But this creates a number of problems including the following:
- women lose reproductive choice. If women only attempt to marry and have children in the final, declining years of their fertility, they may well miss out on having the children they want
- if women aren't serious about marriage or children in their 20s, then they are more likely to select the "wrong" sort of men - the bad boys, the narcissists, the thugs etc. This then discourages the family man ethos amongst men and encourages a player culture. Numbers of men who might have made good husbands will drop out altogether.
- when women do start taking family formation seriously in their 30s, they are more likely to find it difficult to meet suitable men. Some men will already have married, others will have dropped out and some will be players. The women themselves will no longer be at the peak of their youthful fertility and attractiveness to men and they might well be less able to pair bond due to the number of casual relationships already entered into.
- all of this combined is likely to encourage a more cynical and adversarial culture of relationships between men and women
- men and women will not be able to gift each other their youthful passions and they will be considerably older and more infirm as grandparents
Feminists are mostly winning this battle in the culture war. However, there do exist opposing voices, warning of the problems created by leaving things so late, such as the BBC Radio DJ, Lauren Laverne:
BBC radio presenter Lauren Laverne has criticised the growing culture of ‘freemales’ who choose an independent life over having a husband and family.
Her friends are being foolish. They are not willing to settle down until they are 35 - exactly the age at which a woman's fertility starts to peter out. They are not even making relationship commitments in their late 20s.

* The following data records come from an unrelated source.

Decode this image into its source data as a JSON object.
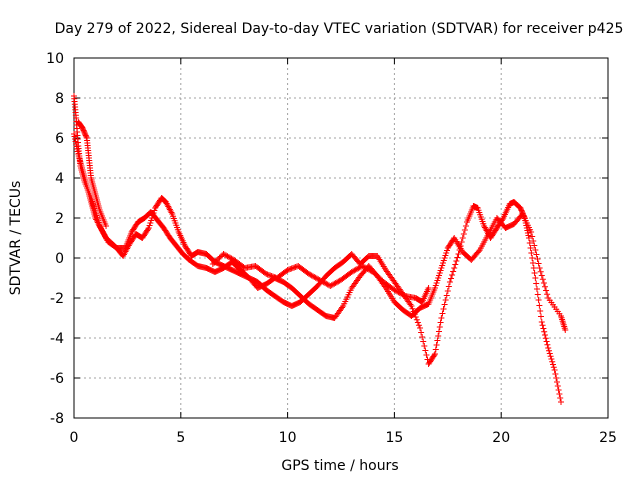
{
  "chart_data": {
    "type": "scatter",
    "title": "Day 279 of 2022, Sidereal Day-to-day VTEC variation (SDTVAR) for receiver p425",
    "xlabel": "GPS time / hours",
    "ylabel": "SDTVAR / TECUs",
    "xlim": [
      0,
      25
    ],
    "ylim": [
      -8,
      10
    ],
    "xticks": [
      0,
      5,
      10,
      15,
      20,
      25
    ],
    "yticks": [
      -8,
      -6,
      -4,
      -2,
      0,
      2,
      4,
      6,
      8,
      10
    ],
    "grid": true,
    "marker": "+",
    "color": "#ff0000",
    "series": [
      {
        "name": "track-a",
        "points": [
          [
            0.0,
            8.1
          ],
          [
            0.1,
            7.0
          ],
          [
            0.2,
            5.6
          ],
          [
            0.3,
            4.6
          ],
          [
            0.5,
            3.8
          ],
          [
            0.8,
            3.0
          ],
          [
            1.0,
            2.3
          ],
          [
            1.2,
            1.6
          ],
          [
            1.5,
            1.0
          ],
          [
            1.8,
            0.7
          ],
          [
            2.0,
            0.5
          ],
          [
            2.3,
            0.1
          ],
          [
            2.6,
            0.7
          ],
          [
            2.9,
            1.2
          ],
          [
            3.2,
            1.0
          ],
          [
            3.5,
            1.5
          ],
          [
            3.8,
            2.5
          ],
          [
            4.1,
            3.0
          ],
          [
            4.3,
            2.8
          ],
          [
            4.6,
            2.2
          ],
          [
            4.9,
            1.3
          ],
          [
            5.2,
            0.6
          ],
          [
            5.5,
            0.1
          ],
          [
            5.8,
            0.3
          ],
          [
            6.2,
            0.2
          ],
          [
            6.6,
            -0.2
          ],
          [
            7.0,
            -0.4
          ],
          [
            7.4,
            -0.6
          ],
          [
            7.8,
            -0.8
          ],
          [
            8.2,
            -1.0
          ],
          [
            8.6,
            -1.2
          ],
          [
            9.0,
            -1.6
          ],
          [
            9.4,
            -1.9
          ],
          [
            9.8,
            -2.2
          ],
          [
            10.2,
            -2.4
          ],
          [
            10.6,
            -2.2
          ],
          [
            11.0,
            -1.8
          ],
          [
            11.4,
            -1.4
          ],
          [
            11.8,
            -0.9
          ],
          [
            12.2,
            -0.5
          ],
          [
            12.6,
            -0.2
          ],
          [
            13.0,
            0.2
          ],
          [
            13.4,
            -0.3
          ],
          [
            13.8,
            0.1
          ],
          [
            14.2,
            0.1
          ],
          [
            14.6,
            -0.6
          ],
          [
            15.0,
            -1.2
          ],
          [
            15.4,
            -1.8
          ],
          [
            15.8,
            -2.4
          ],
          [
            16.2,
            -3.5
          ],
          [
            16.6,
            -5.3
          ],
          [
            16.9,
            -4.8
          ],
          [
            17.2,
            -3.0
          ],
          [
            17.6,
            -1.2
          ],
          [
            18.0,
            0.2
          ],
          [
            18.4,
            1.8
          ],
          [
            18.7,
            2.6
          ],
          [
            18.9,
            2.5
          ],
          [
            19.2,
            1.6
          ],
          [
            19.5,
            1.0
          ],
          [
            19.8,
            1.5
          ],
          [
            20.1,
            2.0
          ],
          [
            20.4,
            2.7
          ],
          [
            20.6,
            2.8
          ],
          [
            20.9,
            2.5
          ],
          [
            21.1,
            2.0
          ],
          [
            21.3,
            1.0
          ],
          [
            21.6,
            -1.0
          ],
          [
            21.9,
            -3.2
          ],
          [
            22.2,
            -4.5
          ],
          [
            22.5,
            -5.6
          ],
          [
            22.8,
            -7.2
          ]
        ]
      },
      {
        "name": "track-b",
        "points": [
          [
            0.0,
            6.2
          ],
          [
            0.2,
            5.2
          ],
          [
            0.4,
            4.4
          ],
          [
            0.6,
            3.6
          ],
          [
            0.8,
            2.8
          ],
          [
            1.0,
            2.0
          ],
          [
            1.3,
            1.4
          ],
          [
            1.6,
            0.8
          ],
          [
            2.0,
            0.5
          ],
          [
            2.4,
            0.5
          ],
          [
            2.7,
            1.3
          ],
          [
            3.0,
            1.8
          ],
          [
            3.3,
            2.0
          ],
          [
            3.6,
            2.3
          ],
          [
            3.9,
            1.9
          ],
          [
            4.2,
            1.5
          ],
          [
            4.5,
            1.0
          ],
          [
            4.8,
            0.6
          ],
          [
            5.1,
            0.2
          ],
          [
            5.4,
            -0.1
          ],
          [
            5.8,
            -0.4
          ],
          [
            6.2,
            -0.5
          ],
          [
            6.6,
            -0.7
          ],
          [
            7.0,
            -0.5
          ],
          [
            7.4,
            -0.2
          ],
          [
            7.8,
            -0.6
          ],
          [
            8.2,
            -1.0
          ],
          [
            8.6,
            -1.5
          ],
          [
            9.0,
            -1.3
          ],
          [
            9.4,
            -1.0
          ],
          [
            9.8,
            -1.2
          ],
          [
            10.2,
            -1.5
          ],
          [
            10.6,
            -1.9
          ],
          [
            11.0,
            -2.3
          ],
          [
            11.4,
            -2.6
          ],
          [
            11.8,
            -2.9
          ],
          [
            12.2,
            -3.0
          ],
          [
            12.6,
            -2.4
          ],
          [
            13.0,
            -1.5
          ],
          [
            13.4,
            -0.9
          ],
          [
            13.8,
            -0.4
          ],
          [
            14.2,
            -0.9
          ],
          [
            14.6,
            -1.5
          ],
          [
            15.0,
            -2.2
          ],
          [
            15.4,
            -2.6
          ],
          [
            15.8,
            -2.9
          ],
          [
            16.2,
            -2.5
          ],
          [
            16.6,
            -2.3
          ],
          [
            16.9,
            -1.5
          ],
          [
            17.2,
            -0.5
          ],
          [
            17.5,
            0.5
          ],
          [
            17.8,
            1.0
          ],
          [
            18.2,
            0.3
          ],
          [
            18.6,
            -0.1
          ],
          [
            19.0,
            0.4
          ],
          [
            19.4,
            1.2
          ],
          [
            19.8,
            2.0
          ],
          [
            20.2,
            1.5
          ],
          [
            20.6,
            1.7
          ],
          [
            21.0,
            2.2
          ],
          [
            21.4,
            1.3
          ],
          [
            21.8,
            -0.5
          ],
          [
            22.2,
            -2.0
          ],
          [
            22.8,
            -2.9
          ],
          [
            23.0,
            -3.6
          ]
        ]
      },
      {
        "name": "track-c",
        "points": [
          [
            0.2,
            6.8
          ],
          [
            0.4,
            6.5
          ],
          [
            0.6,
            6.0
          ],
          [
            0.7,
            5.0
          ],
          [
            0.8,
            4.0
          ],
          [
            1.0,
            3.2
          ],
          [
            1.2,
            2.4
          ],
          [
            1.5,
            1.6
          ],
          [
            6.5,
            -0.3
          ],
          [
            7.0,
            0.2
          ],
          [
            7.5,
            -0.1
          ],
          [
            8.0,
            -0.5
          ],
          [
            8.5,
            -0.4
          ],
          [
            9.0,
            -0.8
          ],
          [
            9.5,
            -1.0
          ],
          [
            10.0,
            -0.6
          ],
          [
            10.5,
            -0.4
          ],
          [
            11.0,
            -0.8
          ],
          [
            11.5,
            -1.1
          ],
          [
            12.0,
            -1.4
          ],
          [
            12.5,
            -1.1
          ],
          [
            13.0,
            -0.7
          ],
          [
            13.5,
            -0.4
          ],
          [
            14.0,
            -0.7
          ],
          [
            14.5,
            -1.2
          ],
          [
            15.0,
            -1.6
          ],
          [
            15.5,
            -1.9
          ],
          [
            16.0,
            -2.0
          ],
          [
            16.3,
            -2.2
          ],
          [
            16.6,
            -1.5
          ]
        ]
      }
    ]
  }
}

Lauren Laverne is not alone in speaking out against trends toward delayed marriage. Two American researchers, Mark Regnerus and Jeremy Uecker of the University of Texas, have recently published their findings on the state of play in relationships between young Americans. One of their conclusions is that women, by delaying a serious commitment to relationships, are creating a player culture amongst men, which then undermines women's desires later on to find a committed relationship:
Researchers found that since women in the 18- to 23-year-old group feel they don't need men for financial dependence, many of them feel they can play around with multiple partners without consequence, and that the early 20s isn't the time to have a serious relationship. But eventually, they do come to want a real, lasting relationship. The problem is that there will still be women who will have sex readily without commitment, and since men know this, fewer of them are willing to go steady.
"Women have plenty of freedom, but freedom does not translate easily into getting what you want," Regnerus said.
This issue was even openly discussed in the usually liberal Salon magazine. There was a very respectful interview with the two researchers about the issue of women having "lost control" of relationships, with increasing numbers of women reporting about modern relationships that "I don't like this script, it sucks." One of the researchers gave this advice:
I don't think it's in women's interest to play the field for a long period of time. It can get depressing, not only about their relationships but to see the pool of men in their 30s who are available. My advice is if you find somebody who you love and who loves you, make it work...
...Women need to somehow reacquire control over the direction of relationships. They feel like they don't have control.
Women who have been brought up to believe that independence is what matters most won't easily warm to the idea of marrying earlier. One woman's comment in reply to the two American researchers was that,
It strikes me as the typical fear tactics used to keep women's ambitions and autonomy in check because many men don't have the personal skills to succeed in equal partnership.
She ain't budging.
Some of the late marriage camp are also picking up on a statistic which claims that women with college education, their own income and who marry later are less likely to divorce. So you get comments like this one:
A woman is in the best position to avoid divorce if she is college-educated (the more the better), has her own income, and she marries no sooner than age 25. Women who fit this description have a very, very small likelihood of finding themselves in divorce court - WELL under national averages.
So this begs the question... is the goal for women to GET married, or to STAY married? Personally, I'm voting for the latter.
It's not that waiting until your mid-20s to marry is necessarily wrong. Some people don't mature into their adult personalities until this age. But the argument is sometimes used to justify a "wait until you're in your 30s and have done the whole education/career thing" position. So I do want to point out that the divorce rate difference between those who marry in their early 20s and those who marry in their late 20s doesn't seem to be that great. It's those who marry as teenagers who clearly have a higher divorce rate.